The world is built on the shoulders of Open Source software. If you look at any tech startup out there, they are more public code than proprietary. Every E-commerce store, every blog, every web and mobile application relies on the public good provided by open source software. We leverage open source as a starting point for new ventures and new innovation. Even large companies — the Googles and Facebooks of the world would not run without that foundation of open source code.


The reliance on Open Source inflates some risks. Bugs in open source come at huge costs due to how widely used it is. The direct costs of a bug or security vulnerability can be massive. For example, the estimated cost to fix the Heartbleed vulnerability in OpenSSL was $500,000,000.

There are indirect costs as well, relying on goodwill of volunteers means you can’t have the best people work on the hardest problems. You can’t always count on timely support. The best projects are under such high demand for fixes and features that the developers risk burnout.

Yet, despite the critical nature of all this code the vast majority of work on open source goes unpaid. Most projects are started out of personal interest — an often fleeting commitment. There is little accountability and in fact as has happened time and time again these developers burnout and abandon popular projects. Were you to do ‘due diligence’ on any of these projects you would find that 30% of the top 133 projects on Github are maintained by a single person, that the next 34% have only 2 contributors. These are at risk of being abandoned quietly or at short notice. Key pieces of supporting infrastructure such as package management services need to be up, but are maintained by people who need to book vacation days from their paying jobs to do so.

Github was launched in 2008 and with it, a new wave of open source developers started to dip their toes into it. These open source boomers are now becoming more senior, they are realising the value of the code they write, and they are starting families that vie for their time and attention. For many of these developers burnout is real and they increasingly need to justify their continued involvement. If we ignore this problem the code we all rely on for a functioning internet could be left to rot.

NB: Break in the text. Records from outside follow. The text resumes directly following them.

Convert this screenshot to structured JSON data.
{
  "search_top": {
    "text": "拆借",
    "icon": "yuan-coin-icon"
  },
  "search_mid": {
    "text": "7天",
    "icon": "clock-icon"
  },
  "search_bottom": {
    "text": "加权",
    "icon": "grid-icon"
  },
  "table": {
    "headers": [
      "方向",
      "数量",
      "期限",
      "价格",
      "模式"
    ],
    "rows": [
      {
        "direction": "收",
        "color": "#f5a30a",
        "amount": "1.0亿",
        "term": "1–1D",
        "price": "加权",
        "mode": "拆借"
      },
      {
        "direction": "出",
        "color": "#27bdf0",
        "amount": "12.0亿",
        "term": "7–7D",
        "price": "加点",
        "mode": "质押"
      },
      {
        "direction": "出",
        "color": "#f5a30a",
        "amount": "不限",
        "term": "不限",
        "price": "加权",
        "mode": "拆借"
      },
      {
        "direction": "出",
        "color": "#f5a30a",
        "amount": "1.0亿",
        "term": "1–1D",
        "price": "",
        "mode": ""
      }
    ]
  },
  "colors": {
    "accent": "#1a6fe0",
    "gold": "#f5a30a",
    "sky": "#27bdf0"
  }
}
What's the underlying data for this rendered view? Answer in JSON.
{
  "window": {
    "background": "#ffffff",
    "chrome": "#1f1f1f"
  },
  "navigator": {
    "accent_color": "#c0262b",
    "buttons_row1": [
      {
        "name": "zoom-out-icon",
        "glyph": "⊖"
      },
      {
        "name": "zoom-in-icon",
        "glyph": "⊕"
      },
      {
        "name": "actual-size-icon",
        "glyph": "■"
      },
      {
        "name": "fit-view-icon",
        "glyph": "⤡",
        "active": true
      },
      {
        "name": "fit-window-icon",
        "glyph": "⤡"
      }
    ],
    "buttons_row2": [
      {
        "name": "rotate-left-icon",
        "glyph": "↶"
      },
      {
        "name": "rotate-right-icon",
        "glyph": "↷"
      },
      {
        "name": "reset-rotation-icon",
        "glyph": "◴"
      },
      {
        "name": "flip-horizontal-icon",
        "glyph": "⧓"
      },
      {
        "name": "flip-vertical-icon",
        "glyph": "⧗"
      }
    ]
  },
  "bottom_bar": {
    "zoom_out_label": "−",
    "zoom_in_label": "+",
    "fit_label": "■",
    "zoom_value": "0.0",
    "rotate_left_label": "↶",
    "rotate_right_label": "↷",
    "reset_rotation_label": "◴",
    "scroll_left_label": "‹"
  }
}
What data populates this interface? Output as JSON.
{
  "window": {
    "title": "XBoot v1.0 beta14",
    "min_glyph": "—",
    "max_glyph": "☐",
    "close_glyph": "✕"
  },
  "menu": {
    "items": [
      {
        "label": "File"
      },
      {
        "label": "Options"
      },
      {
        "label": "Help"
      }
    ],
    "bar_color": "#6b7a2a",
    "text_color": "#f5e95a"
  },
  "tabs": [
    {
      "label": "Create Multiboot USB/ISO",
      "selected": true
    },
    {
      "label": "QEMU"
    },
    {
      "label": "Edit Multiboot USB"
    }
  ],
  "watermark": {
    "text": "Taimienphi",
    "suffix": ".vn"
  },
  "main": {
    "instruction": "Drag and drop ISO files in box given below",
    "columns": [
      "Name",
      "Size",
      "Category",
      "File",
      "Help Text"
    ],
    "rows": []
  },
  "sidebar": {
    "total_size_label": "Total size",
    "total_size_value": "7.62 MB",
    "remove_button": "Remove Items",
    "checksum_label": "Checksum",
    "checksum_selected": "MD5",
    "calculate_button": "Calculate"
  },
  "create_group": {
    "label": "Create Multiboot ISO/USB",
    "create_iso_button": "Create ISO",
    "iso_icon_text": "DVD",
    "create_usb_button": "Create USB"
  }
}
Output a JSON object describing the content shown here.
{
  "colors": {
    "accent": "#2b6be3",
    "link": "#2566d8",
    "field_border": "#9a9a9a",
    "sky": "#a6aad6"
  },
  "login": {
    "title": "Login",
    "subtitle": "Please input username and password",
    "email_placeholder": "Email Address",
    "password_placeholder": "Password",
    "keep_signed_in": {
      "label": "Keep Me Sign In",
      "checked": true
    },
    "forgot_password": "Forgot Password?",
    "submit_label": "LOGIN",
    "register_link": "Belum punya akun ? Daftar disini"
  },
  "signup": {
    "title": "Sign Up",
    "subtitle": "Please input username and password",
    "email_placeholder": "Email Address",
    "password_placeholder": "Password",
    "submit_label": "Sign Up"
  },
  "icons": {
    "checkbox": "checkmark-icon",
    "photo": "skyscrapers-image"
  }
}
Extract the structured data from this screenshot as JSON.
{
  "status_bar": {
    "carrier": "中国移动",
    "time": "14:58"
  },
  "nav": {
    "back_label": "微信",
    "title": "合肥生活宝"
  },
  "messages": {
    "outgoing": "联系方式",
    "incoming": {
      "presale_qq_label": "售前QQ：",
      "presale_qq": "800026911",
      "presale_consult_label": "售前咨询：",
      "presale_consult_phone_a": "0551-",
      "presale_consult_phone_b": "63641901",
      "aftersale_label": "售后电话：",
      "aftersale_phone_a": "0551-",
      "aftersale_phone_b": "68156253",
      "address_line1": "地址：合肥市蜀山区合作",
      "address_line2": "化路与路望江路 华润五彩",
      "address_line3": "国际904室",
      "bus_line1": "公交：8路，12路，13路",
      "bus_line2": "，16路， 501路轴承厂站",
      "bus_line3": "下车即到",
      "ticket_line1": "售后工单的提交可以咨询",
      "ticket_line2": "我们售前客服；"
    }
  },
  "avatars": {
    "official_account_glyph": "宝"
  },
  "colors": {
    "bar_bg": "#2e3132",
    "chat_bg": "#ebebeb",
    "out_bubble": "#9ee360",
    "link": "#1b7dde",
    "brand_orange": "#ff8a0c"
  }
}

Not every open source developer will always be motivated by self interest to contribute to and maintain their open source project. As projects mature and the focus turns to less glamorous maintenance tasks we all are at greater risk of valuable public digital infrastructure breaking down.

Money could help. There are not many ways to monetise open source, but money can help all these projects by allowing the developers to justify their time. Projects started 10 years ago by ambitious 20-year-olds are now maintained by 30-year-olds with a young family. If money can help to keep the original and most qualified developer on the project then we are all better off. Also, there are many talented software developers in the world who see the monetary value of the code they write and won’t trade their family time to code for free. For a healthier Open Source community there should be a way to engage these people into contributing.

Google Summer of Code and Mozilla Open Source Support are grant programs that help support many important projects, but their reach is limited and the application process can be daunting. Not all projects qualify.


Open source has a funding problem, one that needs to be addressed. Open source is the foundation of a trillion dollar internet economy, but the developers who build it mostly do so for free.